The case was tried to a jury, which returned a verdict for plaintiff, and the defendant contends that: (1) There was no evidence that the. contract averred in the statement had been entered into by the plaintiff and the New Jersey Company; and (2) no breach of the contract was shown.

In proof of the contract plaintiff produced testimony tending to show that he had been the insurance broker of the New Jersey Company for two years. Mr. Ware, his friend, told him that, so long as he was secretary and treasurer of the company, he, the plaintiff, would probably retain the insurance as broker of the company, but that the purchase by him of 25 shares of stock would make his position “certain” and he would continue to have the insurance account with the company. On being asked if the directors would approve the agreement, Mr. Ware said he would find out. Later Mr. Ware told him, in the presence of Mr. Boaul Fredericks, general manager of the company, that “Mr. Fredericks would 'agree to such an agreement.” After the meeting with the plaintiff and Fredericks, Mr. Ware reported to the board of directors that the “deal” with the plaintiff had been consummated; that Mr. Krouse had agreed to purchase $2,500 worth of stock of the company, and that he had arranged to carry the insurance of the company with him as long as he was satisfactory.
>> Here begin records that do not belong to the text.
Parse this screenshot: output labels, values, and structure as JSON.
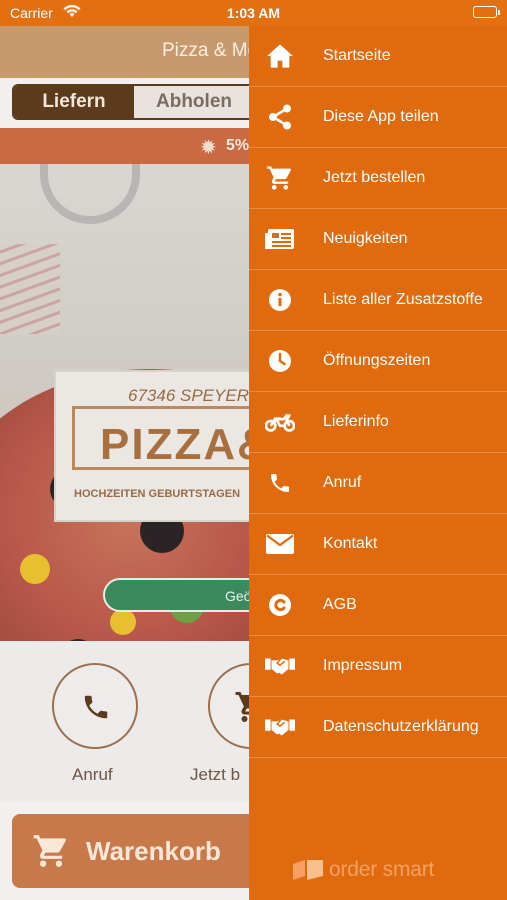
{
  "status_bar": {
    "carrier": "Carrier",
    "time": "1:03 AM"
  },
  "header": {
    "title": "Pizza & Mo"
  },
  "order_mode": {
    "options": [
      "Liefern",
      "Abholen"
    ],
    "selected": "Liefern"
  },
  "promo": {
    "text": "5%"
  },
  "hero": {
    "address": "67346 SPEYER",
    "logo_word": "PIZZA&",
    "tagline": "HOCHZEITEN GEBURTSTAGEN"
  },
  "open_status": "Geö",
  "actions": [
    {
      "label": "Anruf",
      "icon": "phone-icon"
    },
    {
      "label": "Jetzt b",
      "icon": "cart-icon"
    }
  ],
  "cart_button": {
    "label": "Warenkorb"
  },
  "drawer": {
    "items": [
      {
        "label": "Startseite",
        "icon": "home-icon"
      },
      {
        "label": "Diese App teilen",
        "icon": "share-icon"
      },
      {
        "label": "Jetzt bestellen",
        "icon": "cart-icon"
      },
      {
        "label": "Neuigkeiten",
        "icon": "news-icon"
      },
      {
        "label": "Liste aller Zusatzstoffe",
        "icon": "info-icon"
      },
      {
        "label": "Öffnungszeiten",
        "icon": "clock-icon"
      },
      {
        "label": "Lieferinfo",
        "icon": "motorcycle-icon"
      },
      {
        "label": "Anruf",
        "icon": "phone-icon"
      },
      {
        "label": "Kontakt",
        "icon": "envelope-icon"
      },
      {
        "label": "AGB",
        "icon": "copyright-icon"
      },
      {
        "label": "Impressum",
        "icon": "handshake-icon"
      },
      {
        "label": "Datenschutzerklärung",
        "icon": "handshake-icon"
      }
    ],
    "brand": "order smart"
  },
  "colors": {
    "drawer_bg": "#e06a0e",
    "status_bar_bg": "#e37010",
    "dark_brown": "#5c3a1c",
    "promo_red": "#c96a42"
  }
}
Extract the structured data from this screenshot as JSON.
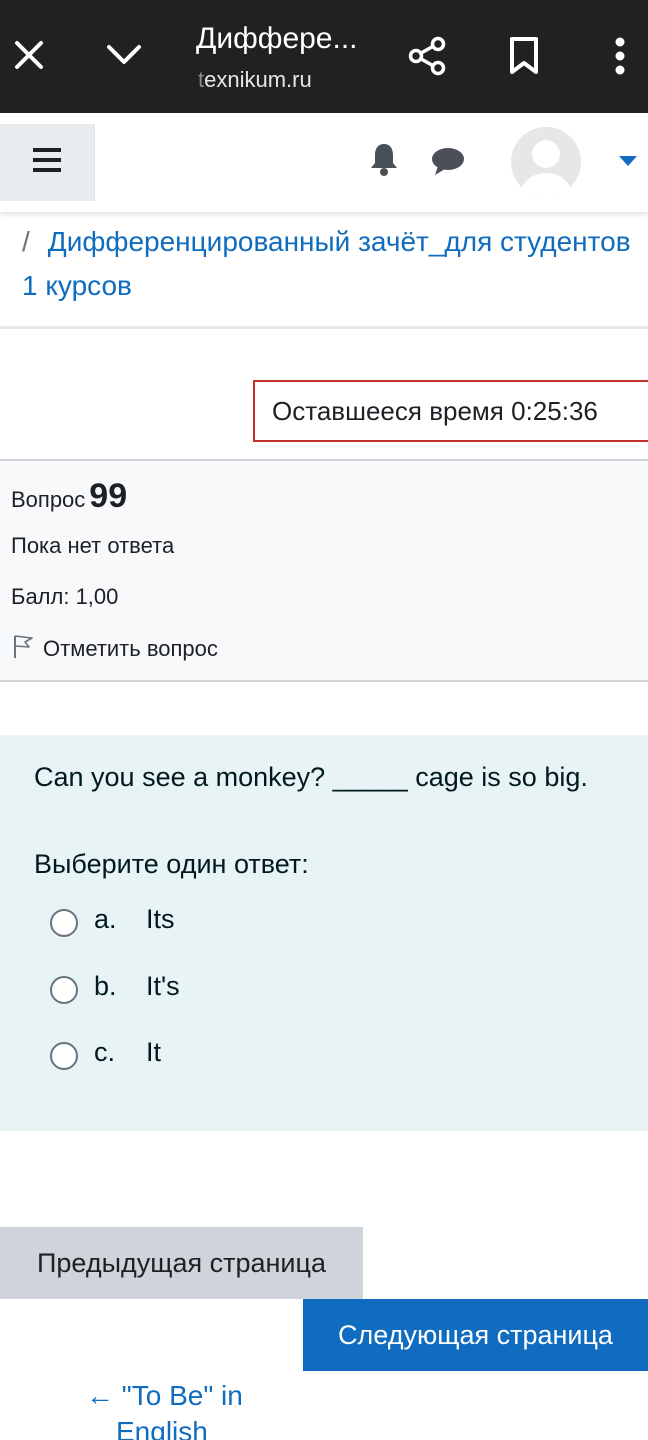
{
  "browser": {
    "title": "Диффере...",
    "url_prefix": "t",
    "url_rest": "exnikum.ru",
    "icons": [
      "close-icon",
      "chevron-down-icon",
      "share-icon",
      "bookmark-icon",
      "more-vert-icon"
    ]
  },
  "navbar": {
    "icons": [
      "hamburger-icon",
      "bell-icon",
      "chat-icon",
      "avatar",
      "caret-down-icon"
    ]
  },
  "breadcrumb": {
    "separator": "/",
    "link": "Дифференцированный зачёт_для студентов 1 курсов"
  },
  "timer": {
    "label": "Оставшееся время",
    "value": "0:25:36"
  },
  "question": {
    "label": "Вопрос",
    "number": "99",
    "state": "Пока нет ответа",
    "grade": "Балл: 1,00",
    "flag": "Отметить вопрос",
    "text": "Can you see a monkey? _____ cage is so big.",
    "prompt": "Выберите один ответ:",
    "answers": [
      {
        "letter": "a.",
        "text": "Its"
      },
      {
        "letter": "b.",
        "text": "It's"
      },
      {
        "letter": "c.",
        "text": "It"
      }
    ]
  },
  "navigation": {
    "prev_button": "Предыдущая страница",
    "next_button": "Следующая страница",
    "prev_activity_line1": "← \"To Be\" in",
    "prev_activity_line2": "English"
  },
  "colors": {
    "link": "#0f6cbf",
    "timer_border": "#c4312b",
    "formulation_bg": "#e7f3f5",
    "chrome_bg": "#212121"
  }
}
Thereafter the arrangement between Mr. Ware and the plaintiff was brought up at a formal meeting of the board of directors some time between July 18 and October 11, 1917, but no record of any meeting between those dates could be found in the minute book. There was, however, a page of the minute book missing between the record of the meeting of July 18 and October 11, 1917. The president of the company, however, testifying as to the report of the arrangement between Messrs. Ware and Krouse, said “that [the agreement] was ratified [by the board of directors] and these minutes should show it,” but that the minute of the meeting had been removed from the book. In accordance with the ratified agreement, plaintiff purchased 25 shares of the stock of the New Jersey Company, and soon thereafter Mr.. Ware wrote the general manager of the company to place all insurance through the plaintiff. This was done until some time after November, 1919. Mr. L. H. Wood, president of the company succeeding Mr. Mulford, testified that after the controversy arose there was talk among the members of the board of directors that there was a contract between the plaintiff and the company.

[1] The existence of the contract alleged by the plaintiff was denied, and the evidence by which the contract was sought to be estab*208lished disputed, and so it was not for the court to declare as a matter of law that there was no such contract; but it was for the jury to say, under all the evidence, whether or not as a fact such contract did exist. Henderson Bridge Co. v. McGrath, 134 U. S. 260, 275, 10 Sup. Ct. 730, 33 L. Ed. 934. The existence and terms; of a contract, which rests, if it exists at all, upon actions and oral communications and agreements between the parties,'are for the jury to determine. Sines v. Superintendents of Poor, 55 Mich. 383, 21 N. W. 428; Blount v. Guthrie, 99 N. C. 93, 5 S. E. 890. In the former, case Chief Justice Cooley said:

“But when the question is whether parties, by oral communication and by their acts, have entered into a contract, the conclusion to be deduced is not one of law, but of fact, and must be determined as such. The contract itself, if there is one, is a fact, to be arrived at on a consideration of other facts, and, if there is any evidence tending to prove it, must be found like any other fact, by a jury, or by the court acting in the place of a jury.”

[2, 3] The learned trial judge submitted to the jury the question of whether or not the defendant entered into a contract with the plaintiff under which it agreed to employ him as its insurance broker so long as his work was satisfactorily done, and so long as he continued to hold the 25 shares of stock, and the jury found as a fact that the defendant did enter into the contract, and awarded damages for breaching it. That finding settles the question, and is binding upon us, if there was evidence sufficient to sustain it. We think the evidence, if believed by the jury, justified the conclusion that there was an agreement between Ware and Krouse, that it was ratified by the board of directors, that the plaintiff performed his part by purchasing the stock, and the New Jersey Company did likewise by employing him as its sole insurance broker for a period of two years or more thereafter.

[4] Defendant contends that “no breach of contract was shown,” and that plaintiff cannot recover, even though the existence of a contract is established, because the contract was not made with the Delaware Company. The International Glass Company of New Jersey assigned all its property to the International Glass Company of Delaware, which at the same time assumed all the liabilities and obligations of the New Jersey Company. One of the obligations assumed was the duty of the Delaware Company to perform the contract between the plaintiff and its assignor. The defendant admits, and the evidence discloses, that.it “has not placed all its insurance with the plaintiff,” but has placed “insurance through other brokers.”

In thus violating its assumed obligations, the defendant was liable to damages, and the judgment of the District Court is affirmed.